If you find yourself stressed out all the time, your caffeine habit may be to blame. In a study by researchers at Duke University Medical Center, caffeine was shown to exaggerate stress levels in people who consume it every day. The effects of caffeine taken in the morning were shown to persist until bedtime and amplify stress consistently throughout the day. When an hour or two has passed and you start thinking you need another cup, you probably do not. Did you know that if your first cup is at 8 a.m., 25 percent of caffeine will still be in your body at 8 pm?

While there are some great benefits to enjoying coffee in its many splendid forms, there are also some side effects and drawbacks that deserve to be taken seriously.

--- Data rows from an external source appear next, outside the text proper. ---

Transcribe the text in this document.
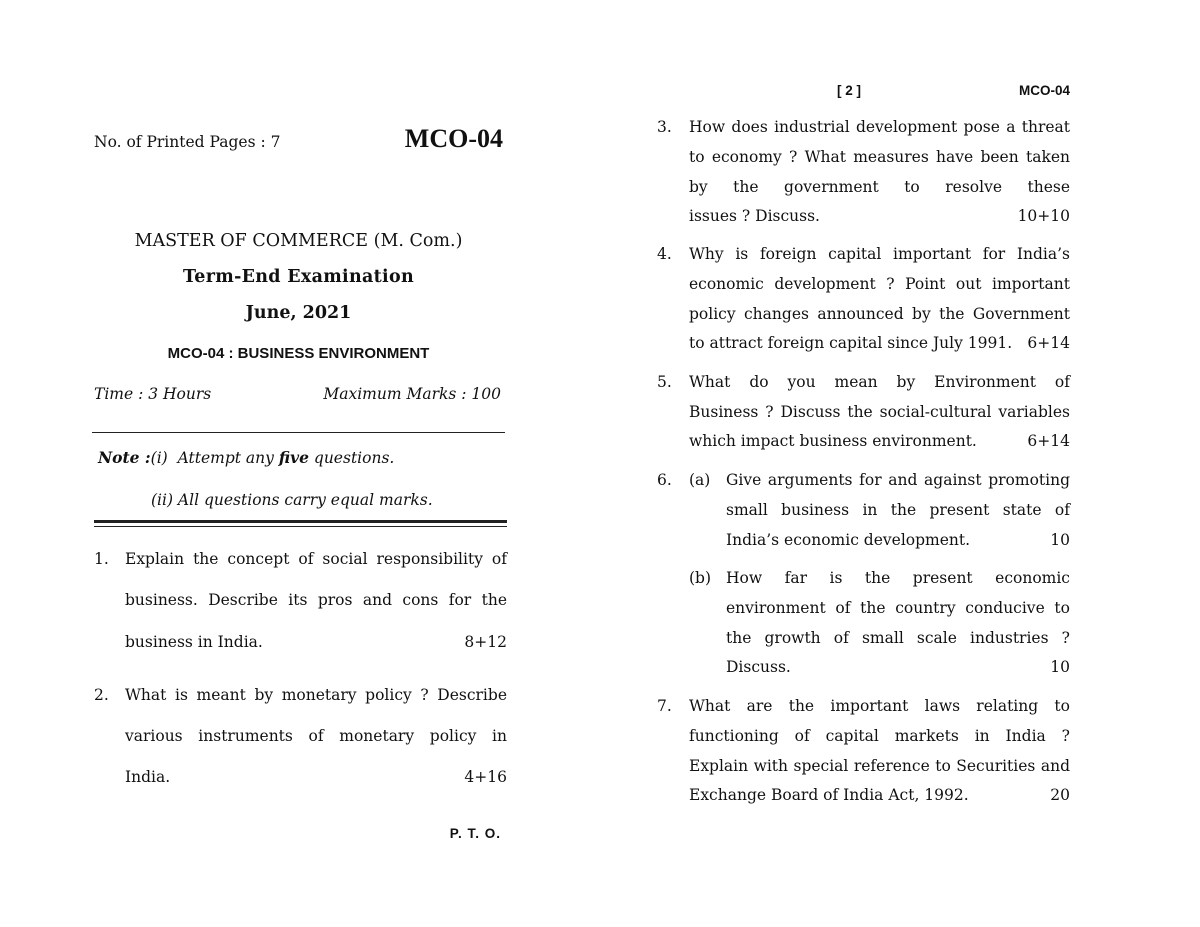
No. of Printed Pages : 7	MCO-04
MASTER OF COMMERCE (M. Com.)
Term-End Examination
June, 2021
MCO-04 : BUSINESS ENVIRONMENT
Time : 3 Hours	Maximum Marks : 100
Note :(i) Attempt any five questions.
(ii) All questions carry equal marks.
1. Explain the concept of social responsibility of
business. Describe its pros and cons for the
business in India.	8+12
2. What is meant by monetary policy ? Describe
various instruments of monetary policy in
India.	4+16
P. T. O.
[ 2 ]	MCO-04
3. How does industrial development pose a threat
to economy ? What measures have been taken
by the government to resolve these
issues ? Discuss.	10+10
4. Why is foreign capital important for India’s
economic development ? Point out important
policy changes announced by the Government
to attract foreign capital since July 1991. 6+14
5. What do you mean by Environment of
Business ? Discuss the social-cultural variables
which impact business environment.	6+14
6. (a) Give arguments for and against promoting
small business in the present state of
India’s economic development.	10
(b) How far is the present economic
environment of the country conducive to
the growth of small scale industries ?
Discuss.	10
7. What are the important laws relating to
functioning of capital markets in India ?
Explain with special reference to Securities and
Exchange Board of India Act, 1992.	20
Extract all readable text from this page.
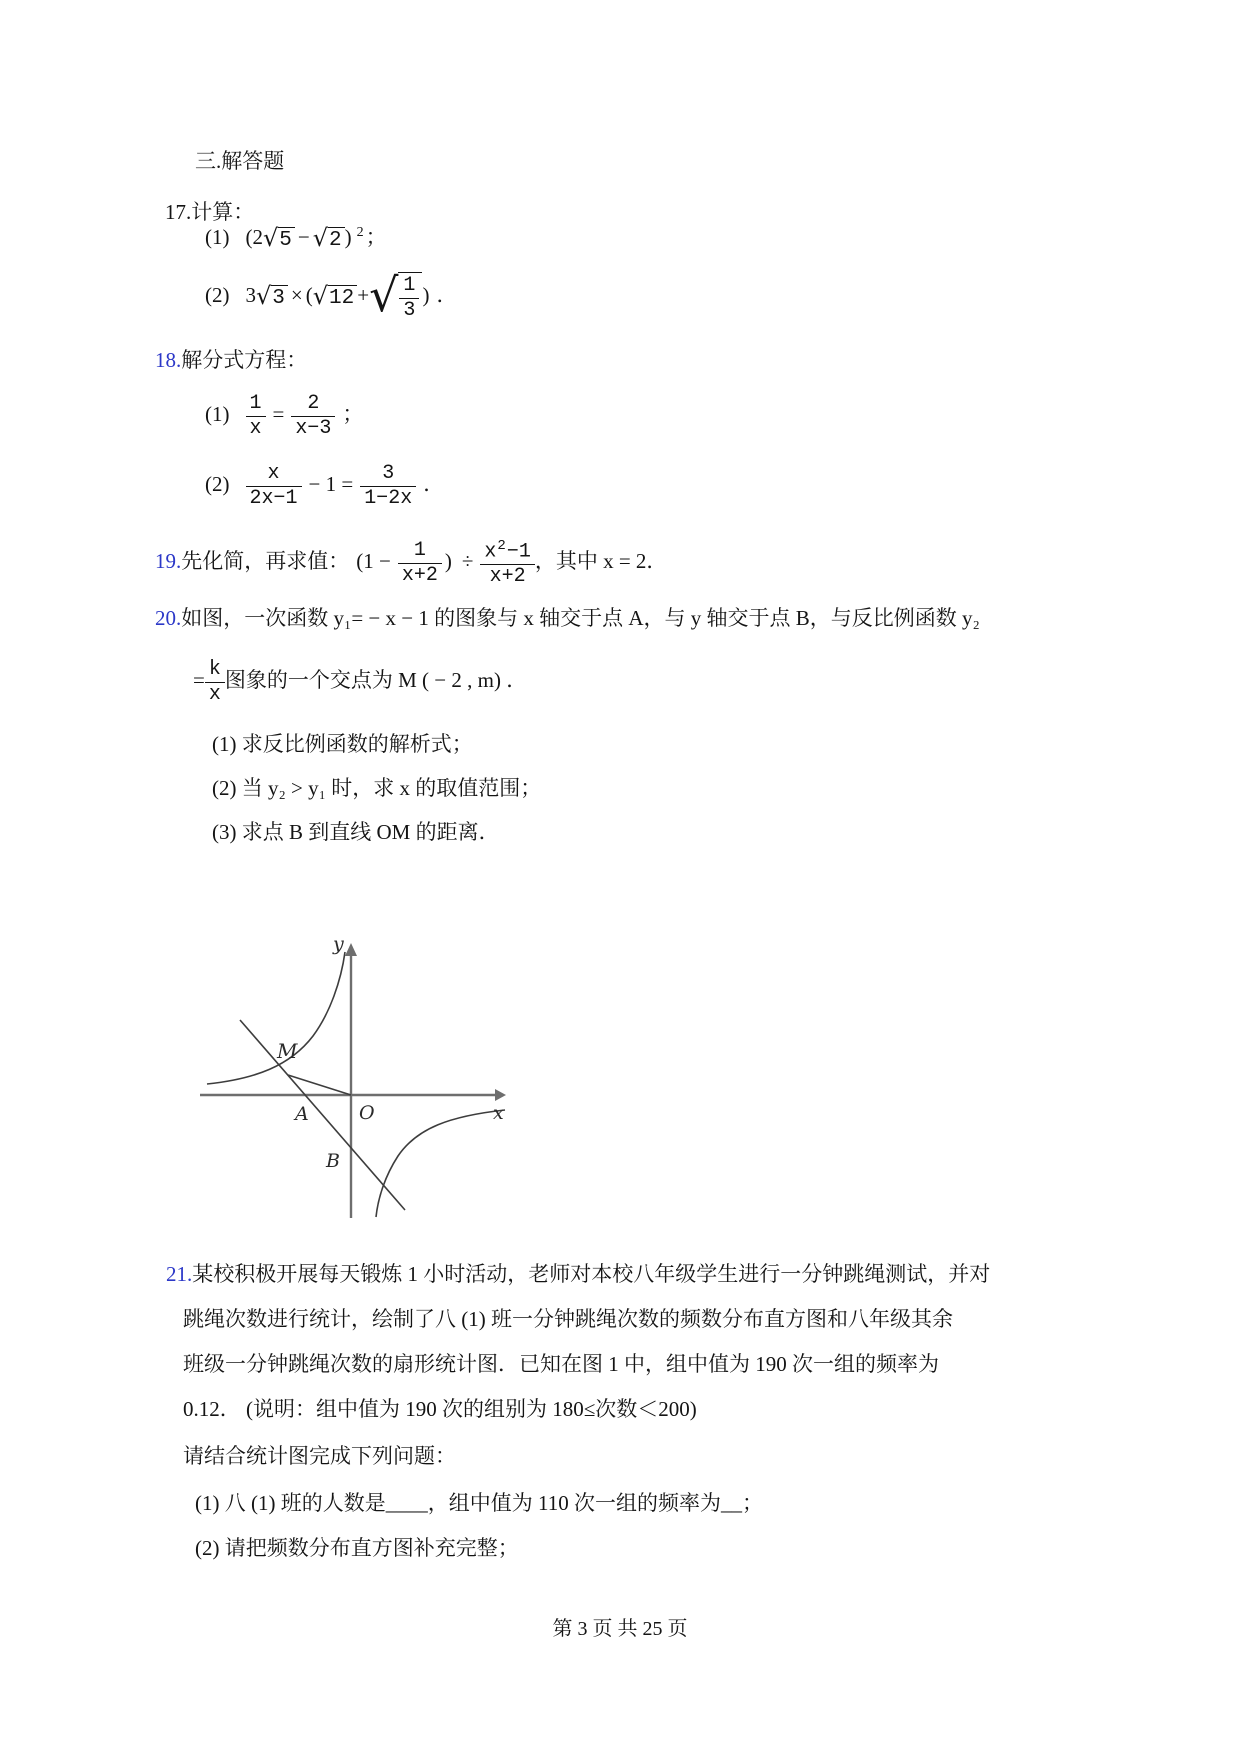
三.解答题
17.计算：
(1) (2√5 − √2 ) $^2$；
(2) 3√3 × (√12 +√ $\frac{1}{3}$ ) ．
18.解分式方程：
$(1) \frac{1}{x} = \frac{2}{x-3}$ ；
$(2) \frac{x}{2x-1} - 1 = \frac{3}{1-2x}$ ．
19.先化简，再求值： ($1 - \frac{1}{x+2}$ ) ÷ $\frac{x^2-1}{x+2}$ ，其中 x = 2．
20.如图，一次函数 y₁= − x − 1 的图象与 x 轴交于点 A，与 y 轴交于点 B，与反比例函数 y₂
= $\frac{k}{x}$ 图象的一个交点为 M ( − 2 , m) ．
(1) 求反比例函数的解析式；
(2) 当 y₂ > y₁ 时，求 x 的取值范围；
(3) 求点 B 到直线 OM 的距离．
y
x
O
A
B
M
21.某校积极开展每天锻炼 1 小时活动，老师对本校八年级学生进行一分钟跳绳测试，并对
跳绳次数进行统计，绘制了八 (1) 班一分钟跳绳次数的频数分布直方图和八年级其余
班级一分钟跳绳次数的扇形统计图．已知在图 1 中，组中值为 190 次一组的频率为
0.12． (说明：组中值为 190 次的组别为 180≤次数＜200)
请结合统计图完成下列问题：
(1) 八 (1) 班的人数是____，组中值为 110 次一组的频率为__；
(2) 请把频数分布直方图补充完整；
第 3 页 共 25 页
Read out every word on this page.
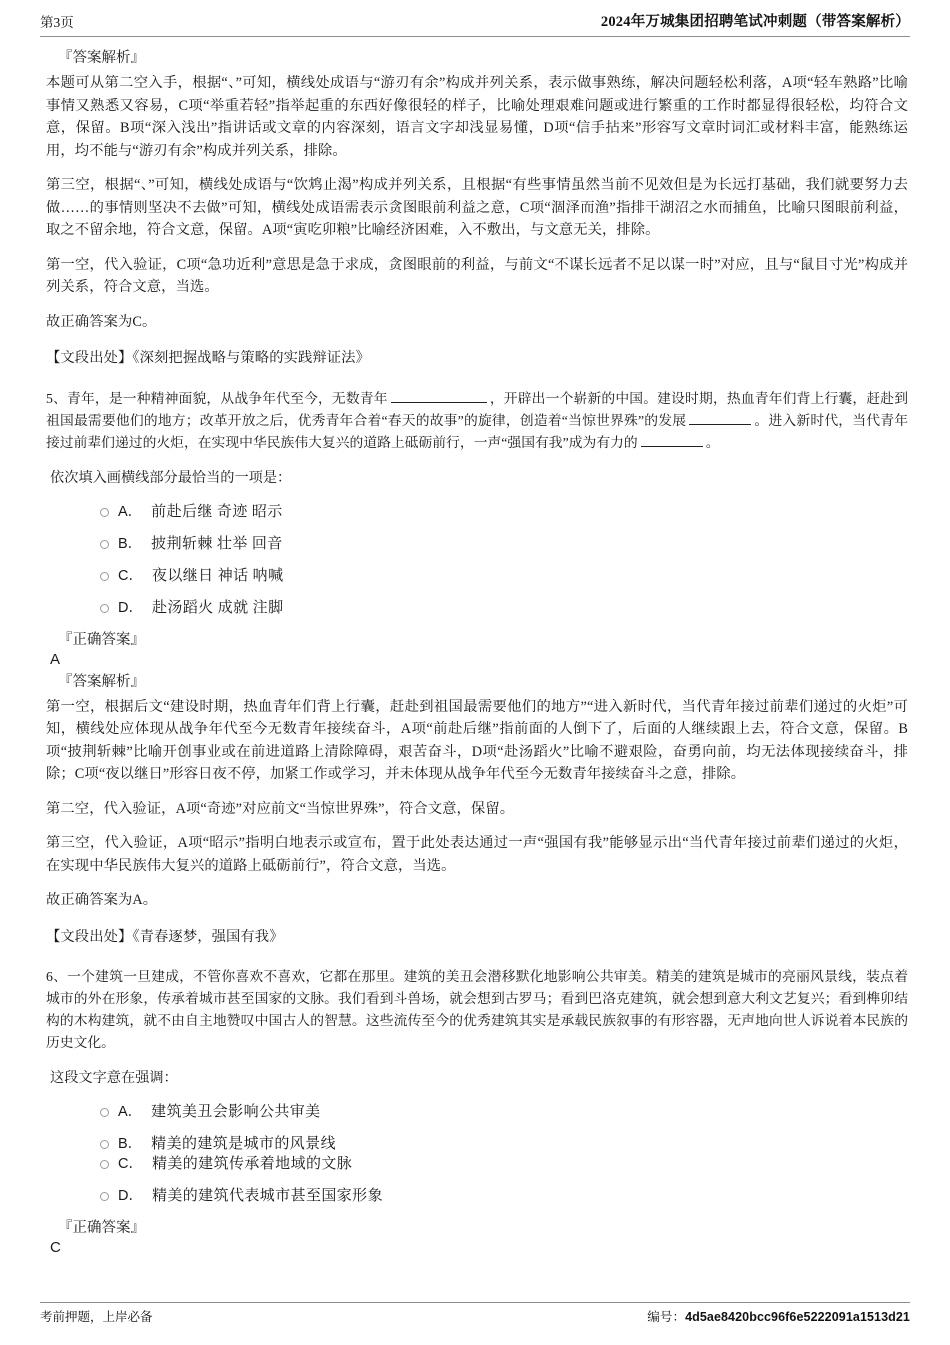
第3页	2024年万城集团招聘笔试冲刺题（带答案解析）

『答案解析』

本题可从第二空入手，根据“、”可知，横线处成语与“游刃有余”构成并列关系，表示做事熟练，解决问题轻松利落，A项“轻车熟路”比喻事情又熟悉又容易，C项“举重若轻”指举起重的东西好像很轻的样子，比喻处理艰难问题或进行繁重的工作时都显得很轻松，均符合文意，保留。B项“深入浅出”指讲话或文章的内容深刻，语言文字却浅显易懂，D项“信手拈来”形容写文章时词汇或材料丰富，能熟练运用，均不能与“游刃有余”构成并列关系，排除。

第三空，根据“、”可知，横线处成语与“饮鸩止渴”构成并列关系，且根据“有些事情虽然当前不见效但是为长远打基础，我们就要努力去做……的事情则坚决不去做”可知，横线处成语需表示贪图眼前利益之意，C项“涸泽而渔”指排干湖沼之水而捕鱼，比喻只图眼前利益，取之不留余地，符合文意，保留。A项“寅吃卯粮”比喻经济困难，入不敷出，与文意无关，排除。

第一空，代入验证，C项“急功近利”意思是急于求成，贪图眼前的利益，与前文“不谋长远者不足以谋一时”对应，且与“鼠目寸光”构成并列关系，符合文意，当选。

故正确答案为C。

【文段出处】《深刻把握战略与策略的实践辩证法》

5、青年，是一种精神面貌，从战争年代至今，无数青年	，开辟出一个崭新的中国。建设时期，热血青年们背上行囊，赶赴到祖国最需要他们的地方；改革开放之后，优秀青年合着“春天的故事”的旋律，创造着“当惊世界殊”的发展	。进入新时代，当代青年接过前辈们递过的火炬，在实现中华民族伟大复兴的道路上砥砺前行，一声“强国有我”成为有力的	。

依次填入画横线部分最恰当的一项是：

A． 前赴后继 奇迹 昭示
B． 披荆斩棘 壮举 回音
C． 夜以继日 神话 呐喊
D． 赴汤蹈火 成就 注脚

『正确答案』

A

『答案解析』

第一空，根据后文“建设时期，热血青年们背上行囊，赶赴到祖国最需要他们的地方”“进入新时代，当代青年接过前辈们递过的火炬”可知，横线处应体现从战争年代至今无数青年接续奋斗，A项“前赴后继”指前面的人倒下了，后面的人继续跟上去，符合文意，保留。B项“披荆斩棘”比喻开创事业或在前进道路上清除障碍，艰苦奋斗，D项“赴汤蹈火”比喻不避艰险，奋勇向前，均无法体现接续奋斗，排除；C项“夜以继日”形容日夜不停，加紧工作或学习，并未体现从战争年代至今无数青年接续奋斗之意，排除。

第二空，代入验证，A项“奇迹”对应前文“当惊世界殊”，符合文意，保留。

第三空，代入验证，A项“昭示”指明白地表示或宣布，置于此处表达通过一声“强国有我”能够显示出“当代青年接过前辈们递过的火炬，在实现中华民族伟大复兴的道路上砥砺前行”，符合文意，当选。

故正确答案为A。

【文段出处】《青春逐梦，强国有我》

6、一个建筑一旦建成，不管你喜欢不喜欢，它都在那里。建筑的美丑会潜移默化地影响公共审美。精美的建筑是城市的亮丽风景线，装点着城市的外在形象，传承着城市甚至国家的文脉。我们看到斗兽场，就会想到古罗马；看到巴洛克建筑，就会想到意大利文艺复兴；看到榫卯结构的木构建筑，就不由自主地赞叹中国古人的智慧。这些流传至今的优秀建筑其实是承载民族叙事的有形容器，无声地向世人诉说着本民族的历史文化。

这段文字意在强调：

A． 建筑美丑会影响公共审美
B． 精美的建筑是城市的风景线
C． 精美的建筑传承着地域的文脉
D． 精美的建筑代表城市甚至国家形象

『正确答案』

C

考前押题，上岸必备	编号：4d5ae8420bcc96f6e5222091a1513d21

Now, remember that not all coffee drinks are alike. If you’re the kind of person who wants the fanciest coffee drink imaginable from Starbucks, that’s fine. Just keep in mind that all the sugar and other components added to the more elaborate coffee drinks can dull some if not all of the benefits.

Coffee usage can also potentially lead to osteoporosis. When we drink coffee, we excrete calcium in our urine. The problem with this is that when we lose a lot of calcium, we open ourselves up to the possibility of developing osteoporosis later on down the line.

As a responder, what are you willing to sacrifice for the job? It is one thing to strap on a gun and protect a community or to jump into a fire truck to rescue strangers as you risk life and limb, but are you willing to be wrinkled?

Coffee drinking can give you wrinkles. One of the downsides to coffee is that even though it comes packed with antioxidants, there is the potential for dehydration, as well. Simply put, drinking way too much coffee during the day can dehydrate your body to the point of making it more susceptible to wrinkles.

Here is one that got me personally. Coffee can cause you to gain weight. Notice how coffee with a donut is even better than just a cup of coffee? That’s because caffeine highs can spike our blood sugar levels, causing us to crave sweets and other things.

Oh yeah…there is the poison aspect of it all… It turns out that many store-brand coffees are loaded with pesticides. Great, just great.

Well, it seems that after all of this fact-finding, I am going to continue to use coffee to stay alive and will probably die with a cup in my hand.

Hey, I found out that coffee is the world’s 2nd largest traded commodity after crude oil yet Hawaii is the only American state that grows coffee. We seriously need to start making wiser decisions as a country.

Historical documents say that in 16th century Constantinople, not providing your wife with enough coffee was grounds for divorce. I am pretty sure that still applies today.

As I have already made my decision to continue on with my coffee habit, you must now consider the fate of yours.

Remember, coffee beans grow on a bush and they are actually the pit of a berry which makes coffee a fruit and one of the more heralded food groups.